Watt et al., (2003) ‘Funhaler spacer – improving adherence without compromising delivery’, Archive of Disease in Childhood 88 (7),
This is the third study we will be looking at from the ‘Features of adherence to medical regimes‘ section of ‘Healthy Living’, as part of your OCR A2 Health and Clinical Psychology course. It is further categorised into ‘Improving Adherence‘
In the first study we looked at from ‘Features of adherence to medical regimes’ Bulpitt and Fletcher (1988) – Reasons for non-adherence: cognitive rational non-adherence, we looked at rational reasons for patients not adhering to medical regimes.
The first background study to this study suggests that there are often irrational reasons why people decide not to adhere to medical regimes:
Simons et al suggest that the reasons for not adhering are often irrational and therefore may be open to interventions to improve.
Ley (1981) Proposed The Cognitive Hypothesis Model of patient compliance, which suggests that patients have to understand and remember the medical regimes and thirdly they have to be satisfied with the regime, that is there is a lack of side effects and it is not to difficult for the person. If all three of these conditions are met, the patient is highly likely to adhere to the medical regime.
The Watt et al (2003) study investigated behaviourist methods of increasing patient adherence. Some of the behaviourist methods in control:
- Feedback and self monitoring
- Contingency contracts which involve rewards and punishments.
- Modelling – patients see and even interact with people who have been successfully treated
- Direct reinforcements – for example being given target based rewards.
- Punishment – For example in New York laws were changed so that people had to take the treatment (tuberculosis) and come to the clinic and be seen to take it or face compulsory admission to hospital.
Watt et al (2003) – studied the effect of using a funhaler® with a whistle and a spinner to reward children for using their asthma inhaler correctly, shows how reinforcement can improve the children’s adherence
To see if using Funhaler can improve children’s adherence to taking medication for asthma.
Method and Design
A field experiment/quasi experiment.
Self reports were used to measure adherence.
Repeated measures design
Each participant spent one week using the normal pMDI inhaler, then one week using the Funhaler
A total of 32 children (10 male, 22 female; age range 1.5–6
years, mean age 3.2 years; average duration of asthma of 2.2
Each child was given the Breath-a-tech for one week.
The parents were given a questionnaire to complete.
In the second week the children used the funhaler and the parents were given another questionnaire with matched questions.
38% more parents medicated their children the previous day with the Funhaler in comparison to the existing treatment.
The spinner and whistle works well as a reinforcer to children with asthma, and helps to improve adherence.

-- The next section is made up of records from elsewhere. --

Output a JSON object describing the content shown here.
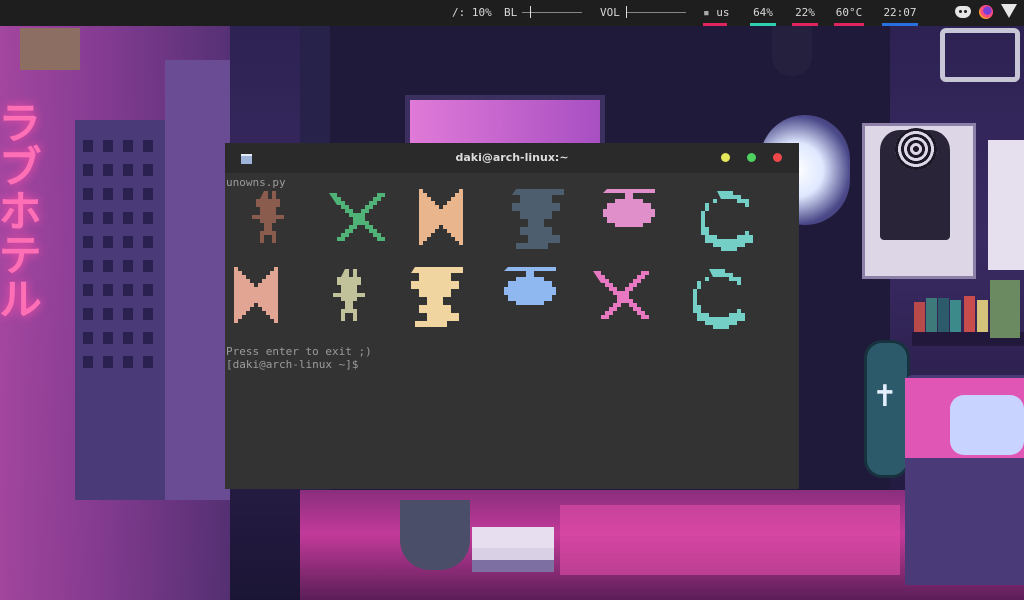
{
  "topbar": {
    "cpu": "/: 10%",
    "bl_label": "BL",
    "vol_label": "VOL",
    "keyboard": "us",
    "stat1": "64%",
    "stat2": "22%",
    "temp": "60°C",
    "time": "22:07",
    "underline_colors": {
      "keyboard": "#e0245e",
      "stat1": "#2fd0b0",
      "stat2": "#e0245e",
      "temp": "#e0245e",
      "time": "#2a6fe0"
    },
    "tray_icons": [
      "discord-icon",
      "firefox-icon",
      "wifi-icon"
    ]
  },
  "terminal": {
    "title": "daki@arch-linux:~",
    "command": "unowns.py",
    "exit_message": "Press enter to exit ;)",
    "prompt": "[daki@arch-linux ~]$",
    "buttons": {
      "minimize_color": "#e6e65a",
      "maximize_color": "#4fd160",
      "close_color": "#f0484a"
    },
    "glyphs_row1": [
      {
        "icon": "unown-glyph-icon",
        "color": "#8a5c4e"
      },
      {
        "icon": "unown-glyph-icon",
        "color": "#4fb377"
      },
      {
        "icon": "unown-glyph-icon",
        "color": "#e8b58d"
      },
      {
        "icon": "unown-glyph-icon",
        "color": "#4d5f6e"
      },
      {
        "icon": "unown-glyph-icon",
        "color": "#e08fca"
      },
      {
        "icon": "unown-glyph-icon",
        "color": "#74d0c6"
      }
    ],
    "glyphs_row2": [
      {
        "icon": "unown-glyph-icon",
        "color": "#e2a594"
      },
      {
        "icon": "unown-glyph-icon",
        "color": "#c2c29a"
      },
      {
        "icon": "unown-glyph-icon",
        "color": "#f1d5a0"
      },
      {
        "icon": "unown-glyph-icon",
        "color": "#8fb7f0"
      },
      {
        "icon": "unown-glyph-icon",
        "color": "#e878c2"
      },
      {
        "icon": "unown-glyph-icon",
        "color": "#74d0c6"
      }
    ]
  },
  "wallpaper": {
    "sign_text": "ラブホテル"
  }
}
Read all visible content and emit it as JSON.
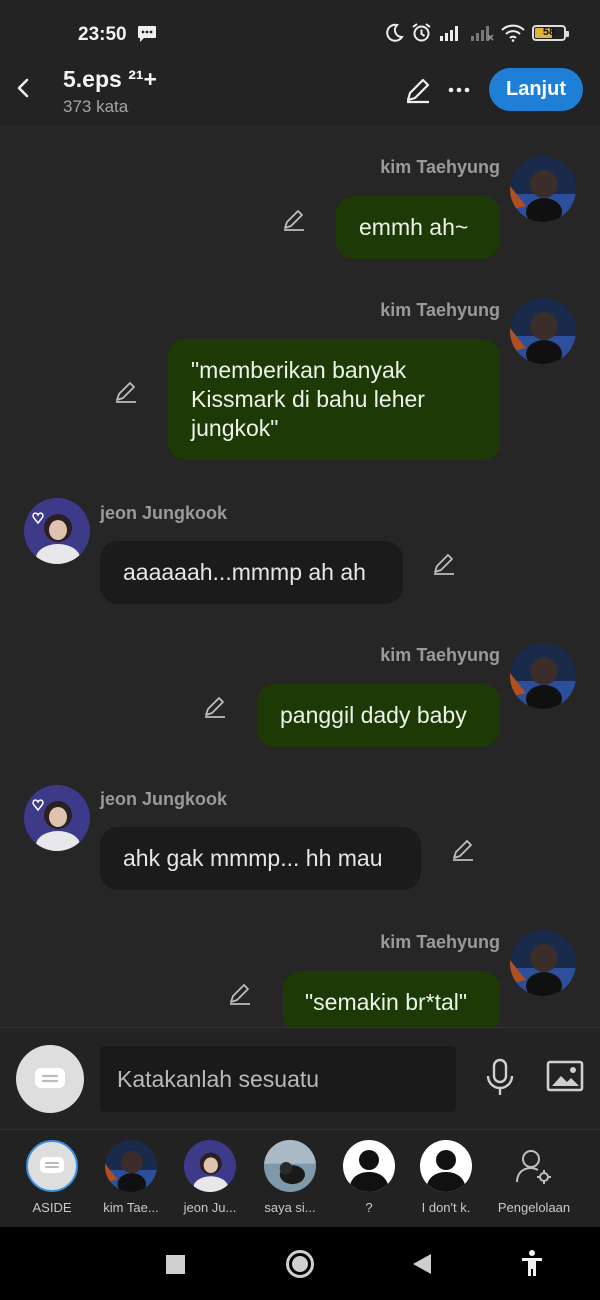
{
  "status_bar": {
    "time": "23:50",
    "battery": "58"
  },
  "header": {
    "title": "5.eps ²¹+",
    "subtitle": "373 kata",
    "continue_label": "Lanjut"
  },
  "messages": [
    {
      "sender": "kim Taehyung",
      "side": "right",
      "text": "emmh ah~"
    },
    {
      "sender": "kim Taehyung",
      "side": "right",
      "text": "\"memberikan banyak Kissmark di bahu leher jungkok\""
    },
    {
      "sender": "jeon Jungkook",
      "side": "left",
      "text": "aaaaaah...mmmp ah ah"
    },
    {
      "sender": "kim Taehyung",
      "side": "right",
      "text": "panggil dady baby"
    },
    {
      "sender": "jeon Jungkook",
      "side": "left",
      "text": "ahk gak mmmp... hh mau"
    },
    {
      "sender": "kim Taehyung",
      "side": "right",
      "text": "\"semakin br*tal\""
    }
  ],
  "composer": {
    "placeholder": "Katakanlah sesuatu"
  },
  "characters": [
    {
      "label": "ASIDE"
    },
    {
      "label": "kim Tae..."
    },
    {
      "label": "jeon Ju..."
    },
    {
      "label": "saya si..."
    },
    {
      "label": "?"
    },
    {
      "label": "I don't k."
    },
    {
      "label": "Pengelolaan"
    }
  ]
}
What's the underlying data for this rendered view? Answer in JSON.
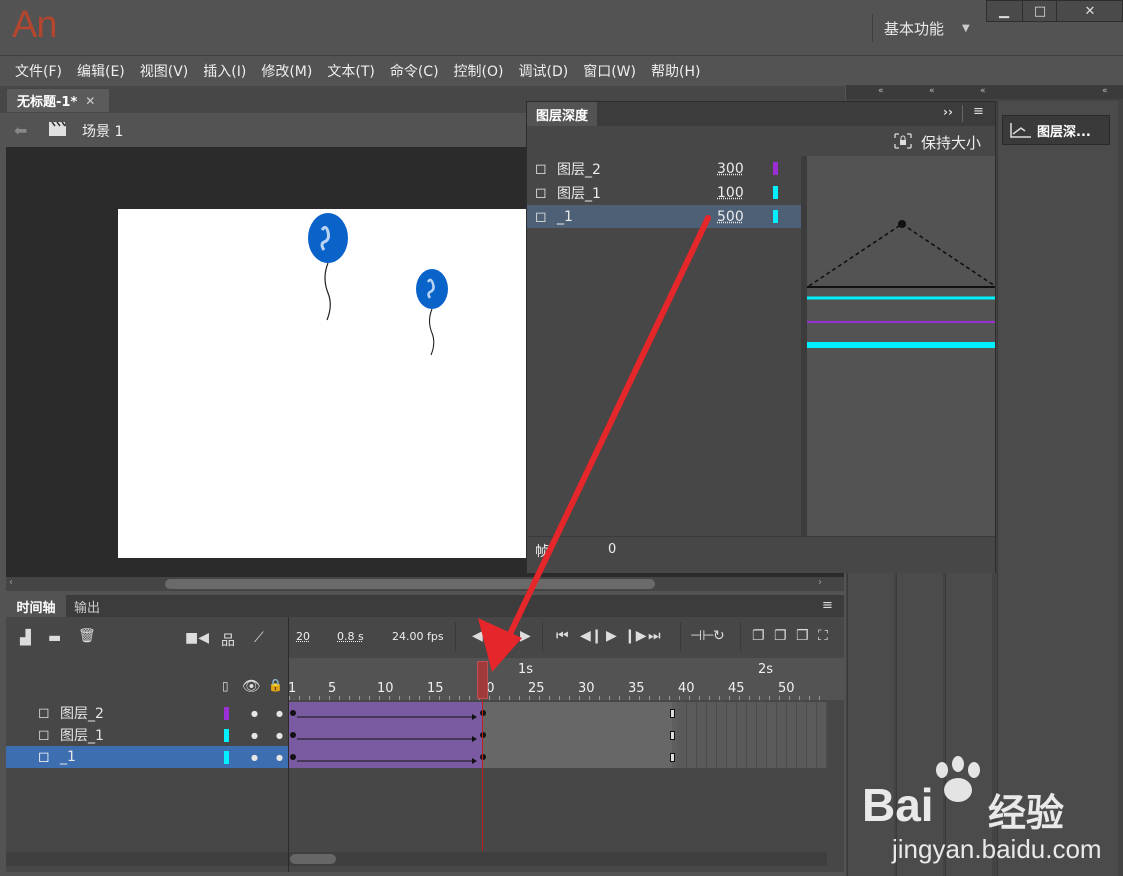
{
  "app": {
    "logo": "An",
    "workspace": "基本功能"
  },
  "window_controls": {
    "minimize": "▁",
    "maximize": "□",
    "close": "✕"
  },
  "menu": [
    "文件(F)",
    "编辑(E)",
    "视图(V)",
    "插入(I)",
    "修改(M)",
    "文本(T)",
    "命令(C)",
    "控制(O)",
    "调试(D)",
    "窗口(W)",
    "帮助(H)"
  ],
  "document": {
    "tab_title": "无标题-1*",
    "close_glyph": "✕",
    "scene": "场景 1"
  },
  "layer_depth_panel": {
    "title": "图层深度",
    "keep_size": "保持大小",
    "layers": [
      {
        "name": "图层_2",
        "depth": "300",
        "color": "#9b2fd6",
        "selected": false
      },
      {
        "name": "图层_1",
        "depth": "100",
        "color": "#00f0ff",
        "selected": false
      },
      {
        "name": "_1",
        "depth": "500",
        "color": "#00f0ff",
        "selected": true
      }
    ],
    "frame_label": "帧",
    "frame_value": "0"
  },
  "right_panel": {
    "button_label": "图层深..."
  },
  "timeline": {
    "tabs": [
      "时间轴",
      "输出"
    ],
    "current_frame": "20",
    "elapsed": "0.8 s",
    "fps": "24.00 fps",
    "ruler_numbers": [
      "1",
      "5",
      "10",
      "15",
      "20",
      "25",
      "30",
      "35",
      "40",
      "45",
      "50"
    ],
    "time_markers": [
      "1s",
      "2s"
    ],
    "layers": [
      {
        "name": "图层_2",
        "color": "#9b2fd6",
        "selected": false
      },
      {
        "name": "图层_1",
        "color": "#00f0ff",
        "selected": false
      },
      {
        "name": "_1",
        "color": "#00f0ff",
        "selected": true
      }
    ]
  },
  "watermark": {
    "brand": "Bai",
    "brand_cn": "经验",
    "url": "jingyan.baidu.com"
  },
  "colors": {
    "accent_red": "#e5262a",
    "balloon_blue": "#0a63c9",
    "selection_blue": "#3d6fb0"
  }
}
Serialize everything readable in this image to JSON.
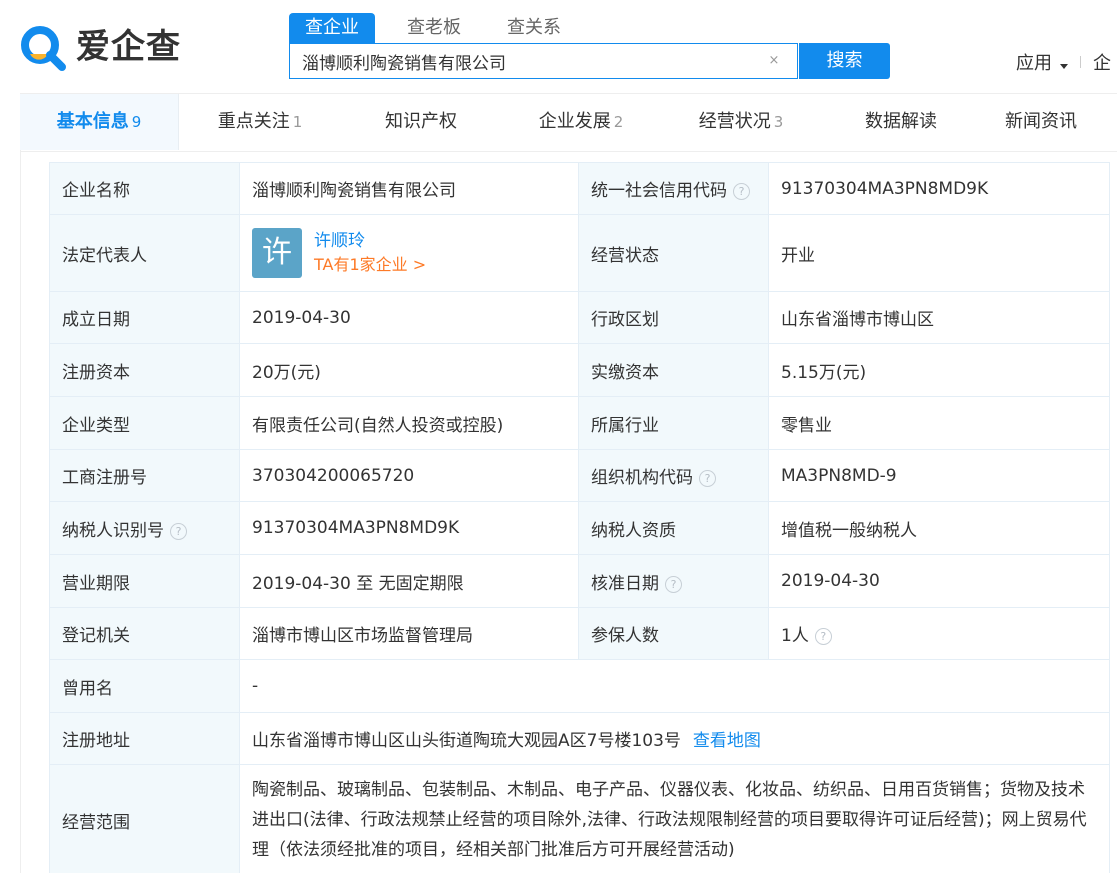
{
  "header": {
    "logo_text": "爱企查",
    "search_tabs": [
      "查企业",
      "查老板",
      "查关系"
    ],
    "search_value": "淄博顺利陶瓷销售有限公司",
    "clear_symbol": "×",
    "search_button": "搜索",
    "apps_label": "应用",
    "right_partial": "企"
  },
  "nav_tabs": [
    {
      "label": "基本信息",
      "count": "9"
    },
    {
      "label": "重点关注",
      "count": "1"
    },
    {
      "label": "知识产权",
      "count": ""
    },
    {
      "label": "企业发展",
      "count": "2"
    },
    {
      "label": "经营状况",
      "count": "3"
    },
    {
      "label": "数据解读",
      "count": ""
    },
    {
      "label": "新闻资讯",
      "count": ""
    }
  ],
  "info": {
    "company_name": {
      "label": "企业名称",
      "value": "淄博顺利陶瓷销售有限公司"
    },
    "credit_code": {
      "label": "统一社会信用代码",
      "value": "91370304MA3PN8MD9K"
    },
    "legal_rep": {
      "label": "法定代表人",
      "avatar_char": "许",
      "name": "许顺玲",
      "link": "TA有1家企业 >"
    },
    "status": {
      "label": "经营状态",
      "value": "开业"
    },
    "established": {
      "label": "成立日期",
      "value": "2019-04-30"
    },
    "region": {
      "label": "行政区划",
      "value": "山东省淄博市博山区"
    },
    "reg_capital": {
      "label": "注册资本",
      "value": "20万(元)"
    },
    "paid_capital": {
      "label": "实缴资本",
      "value": "5.15万(元)"
    },
    "company_type": {
      "label": "企业类型",
      "value": "有限责任公司(自然人投资或控股)"
    },
    "industry": {
      "label": "所属行业",
      "value": "零售业"
    },
    "reg_number": {
      "label": "工商注册号",
      "value": "370304200065720"
    },
    "org_code": {
      "label": "组织机构代码",
      "value": "MA3PN8MD-9"
    },
    "taxpayer_id": {
      "label": "纳税人识别号",
      "value": "91370304MA3PN8MD9K"
    },
    "taxpayer_type": {
      "label": "纳税人资质",
      "value": "增值税一般纳税人"
    },
    "business_term": {
      "label": "营业期限",
      "value": "2019-04-30 至 无固定期限"
    },
    "approval_date": {
      "label": "核准日期",
      "value": "2019-04-30"
    },
    "authority": {
      "label": "登记机关",
      "value": "淄博市博山区市场监督管理局"
    },
    "insured": {
      "label": "参保人数",
      "value": "1人"
    },
    "former_name": {
      "label": "曾用名",
      "value": "-"
    },
    "address": {
      "label": "注册地址",
      "value": "山东省淄博市博山区山头街道陶琉大观园A区7号楼103号",
      "map_link": "查看地图"
    },
    "scope": {
      "label": "经营范围",
      "value": "陶瓷制品、玻璃制品、包装制品、木制品、电子产品、仪器仪表、化妆品、纺织品、日用百货销售；货物及技术进出口(法律、行政法规禁止经营的项目除外,法律、行政法规限制经营的项目要取得许可证后经营)；网上贸易代理（依法须经批准的项目，经相关部门批准后方可开展经营活动)"
    }
  },
  "help_symbol": "?",
  "colors": {
    "brand_blue": "#128bed",
    "orange_link": "#fd7a27",
    "label_bg": "#f2f9fc",
    "avatar_bg": "#5ba4c8"
  }
}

The use of the funhaler does improve adherence to asthma medication.
Watt et al (2003) Evaluation
+ Validity – the independent variable was well defined and manipulated and therefore we can argue that the study was high in validity
+ Useful the study is useful for increasing health behaviours in individuals, as increasing or simply implementing reinforcers can increase adherence to medication.
– Ethnocentrism – the sample consisted asthmatic children only, therefore we can argue that it is difficult to generalise the results to wider populations.
– Reductionism – the experiment has not considered the wider causes for the adoption of health behaviours.
+ Construct validity – this study shows support for behaviourist operant conditioning.
Watt et al., (2003) ‘Funhaler spacer – improving adherence without compromising delivery’, Archive of Disease in Childhood 88 (7), 579–82).